Gabon : comment l’Afrique centrale peut booster le commerce local

Avec plus d’1,4 milliard de consommateurs potentiels offerts par la Zone de libre-échange continentale africaine (ZLECAf), le Gabon affiche un score décevant : seulement 8,9 % de ses exportations sont destinées à ses voisins africains. Un chiffre qui révèle une dépendance persistante aux marchés extérieurs et un défi majeur pour l’économie gabonaise.

La situation est d’autant plus paradoxale que le continent africain représente 28,3 % des importations du pays, faisant de lui le deuxième fournisseur du Gabon après l’Europe. Une asymétrie commerciale qui pousse les autorités à accélérer leur stratégie d’intégration régionale.

La ZLECAf comme solution pour diversifier l’économie gabonaise

Face à cette réalité, le gouvernement gabonais mise sur la ZLECAf pour réduire sa dépendance historique au pétrole. Lors d’un entretien en juin 2026 avec Wamkele Mene, secrétaire général de la ZLECAf, le président Brice Clotaire Oligui Nguema a souligné l’urgence de développer des secteurs comme l’agro-industrie, l’exploitation minière et les services. En capitalisant sur un commerce intra-africain estimé à 230 milliards de dollars cette année, Libreville espère inverser la tendance et renforcer sa compétitivité.

Nkok, l’atout industriel du Gabon pour percer en Afrique

Parmi les leviers identifiés, la Zone économique spéciale (ZES) de Nkok se distingue comme un hub industriel clé.
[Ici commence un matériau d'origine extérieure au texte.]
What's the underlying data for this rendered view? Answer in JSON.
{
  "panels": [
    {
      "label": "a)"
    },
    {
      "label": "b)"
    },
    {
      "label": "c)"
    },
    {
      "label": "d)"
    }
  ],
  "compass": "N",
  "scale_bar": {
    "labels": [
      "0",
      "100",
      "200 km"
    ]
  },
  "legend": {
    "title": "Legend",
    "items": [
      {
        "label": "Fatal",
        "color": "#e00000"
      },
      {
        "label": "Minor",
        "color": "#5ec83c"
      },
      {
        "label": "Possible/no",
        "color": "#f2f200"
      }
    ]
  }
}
Capable de produire des biens transformés à haute valeur ajoutée, cette plateforme pourrait servir de tremplin pour exporter vers toute l’Afrique centrale. Son positionnement géographique et son ancrage dans l’économie numérique renforcent son attractivité pour les investisseurs régionaux.

Surmonter les freins à l’intégration économique régionale

Malgré ces atouts, les obstacles restent nombreux. Les défis logistiques en Afrique centrale, notamment le manque d’infrastructures adaptées et des coûts de transport exorbitants, freinent le commerce intra-africain. Pourtant, la ZLECAf vise à porter cette part à plus de 50 % d’ici 2035. Pour y parvenir, le Gabon devra moderniser ses réseaux, valoriser ses ressources locales et transformer ses matières premières sur place.

L’enjeu est clair : faire de la ZLECAf le moteur d’une économie gabonaise plus résiliente et moins dépendante des hydrocarbures.